In May of 2019, U.A.E. authorities put in place one of the country’s first data privacy regulations, the Information and Communication Technology (ICT) Health Law, with the objectives of ensuring safety and security of health data and information. The law prohibits the transfer, storage, generation, or processing of data related to the provision of health services in the U.A.E. to countries outside the U.A.E.
In the coming years, the U.A.E. will likely continue to unroll new laws governing the use of data in various critical industries as well as nationwide. These regulations can protect consumers and the privacy of personal information, but they also risk impeding the free flow of critical data across borders.
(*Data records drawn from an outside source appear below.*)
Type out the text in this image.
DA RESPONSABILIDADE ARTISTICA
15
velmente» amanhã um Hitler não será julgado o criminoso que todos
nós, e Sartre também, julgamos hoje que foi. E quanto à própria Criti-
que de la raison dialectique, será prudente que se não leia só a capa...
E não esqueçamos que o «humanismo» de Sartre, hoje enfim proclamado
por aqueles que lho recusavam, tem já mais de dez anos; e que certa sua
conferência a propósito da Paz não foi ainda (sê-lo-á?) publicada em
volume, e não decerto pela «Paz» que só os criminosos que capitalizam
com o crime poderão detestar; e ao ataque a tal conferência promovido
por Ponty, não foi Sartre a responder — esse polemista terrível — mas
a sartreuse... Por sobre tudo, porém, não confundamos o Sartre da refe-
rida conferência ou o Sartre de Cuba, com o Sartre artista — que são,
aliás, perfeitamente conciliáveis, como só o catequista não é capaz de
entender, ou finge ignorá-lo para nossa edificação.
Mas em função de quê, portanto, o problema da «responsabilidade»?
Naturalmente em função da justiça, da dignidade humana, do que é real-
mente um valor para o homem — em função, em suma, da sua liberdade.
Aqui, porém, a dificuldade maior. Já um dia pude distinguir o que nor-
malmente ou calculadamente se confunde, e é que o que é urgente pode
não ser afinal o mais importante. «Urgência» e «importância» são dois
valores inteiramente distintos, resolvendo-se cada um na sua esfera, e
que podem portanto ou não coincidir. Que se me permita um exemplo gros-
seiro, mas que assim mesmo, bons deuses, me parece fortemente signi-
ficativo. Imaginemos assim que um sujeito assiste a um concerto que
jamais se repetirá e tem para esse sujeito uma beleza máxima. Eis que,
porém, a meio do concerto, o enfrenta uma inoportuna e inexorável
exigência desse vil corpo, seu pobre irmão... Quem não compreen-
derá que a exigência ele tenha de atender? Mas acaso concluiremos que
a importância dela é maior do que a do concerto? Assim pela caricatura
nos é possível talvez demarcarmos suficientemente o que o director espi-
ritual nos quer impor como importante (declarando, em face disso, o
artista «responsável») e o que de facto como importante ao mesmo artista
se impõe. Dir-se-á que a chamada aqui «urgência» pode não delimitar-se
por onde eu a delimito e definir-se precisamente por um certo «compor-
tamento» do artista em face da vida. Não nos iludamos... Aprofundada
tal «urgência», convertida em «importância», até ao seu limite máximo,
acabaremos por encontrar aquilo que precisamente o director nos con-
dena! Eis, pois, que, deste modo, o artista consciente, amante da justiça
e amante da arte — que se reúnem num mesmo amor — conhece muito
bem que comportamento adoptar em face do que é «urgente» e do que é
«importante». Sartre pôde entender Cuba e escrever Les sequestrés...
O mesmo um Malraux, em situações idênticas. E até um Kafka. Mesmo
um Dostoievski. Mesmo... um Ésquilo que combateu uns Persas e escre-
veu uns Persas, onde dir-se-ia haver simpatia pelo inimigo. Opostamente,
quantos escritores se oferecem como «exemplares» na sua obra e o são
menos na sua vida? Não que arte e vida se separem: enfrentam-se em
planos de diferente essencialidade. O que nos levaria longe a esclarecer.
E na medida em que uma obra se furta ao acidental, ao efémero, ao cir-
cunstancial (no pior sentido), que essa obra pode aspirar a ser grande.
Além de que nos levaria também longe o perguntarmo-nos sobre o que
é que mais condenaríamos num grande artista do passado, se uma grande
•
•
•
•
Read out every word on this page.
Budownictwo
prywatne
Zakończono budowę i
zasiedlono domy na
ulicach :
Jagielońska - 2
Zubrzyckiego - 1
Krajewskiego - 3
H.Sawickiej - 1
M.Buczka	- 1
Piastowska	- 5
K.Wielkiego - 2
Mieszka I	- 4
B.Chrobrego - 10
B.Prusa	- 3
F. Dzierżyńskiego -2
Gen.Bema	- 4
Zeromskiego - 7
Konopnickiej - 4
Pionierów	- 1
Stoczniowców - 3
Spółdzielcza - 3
As the U.A.E. considers the means by which it will implement additional cyber security and privacy measures, businesses operating in the region have called for the country to provide a clear regulatory framework allowing for the free flow of information across borders. Stringent data localization laws, they argue, would hinder the ability of existing companies to continue doing business in the U.A.E. while discouraging other companies from investing in the country. This, in turn, could hinder the U.A.E.’s ambitions to become an innovation hub for the latest AI, IoT, and cloud technologies.
The U.S.-U.A.E. Business Council has been an active supporter of robust discussion surrounding data localization and privacy issues. By providing platforms for business leaders to raise concerns and best practices with U.S. and U.A.E. policymakers, the Business Council opens doors for vital communication. In the coming years, the Business Council will continue to advocate on behalf of open communication and the free and safe flow of data.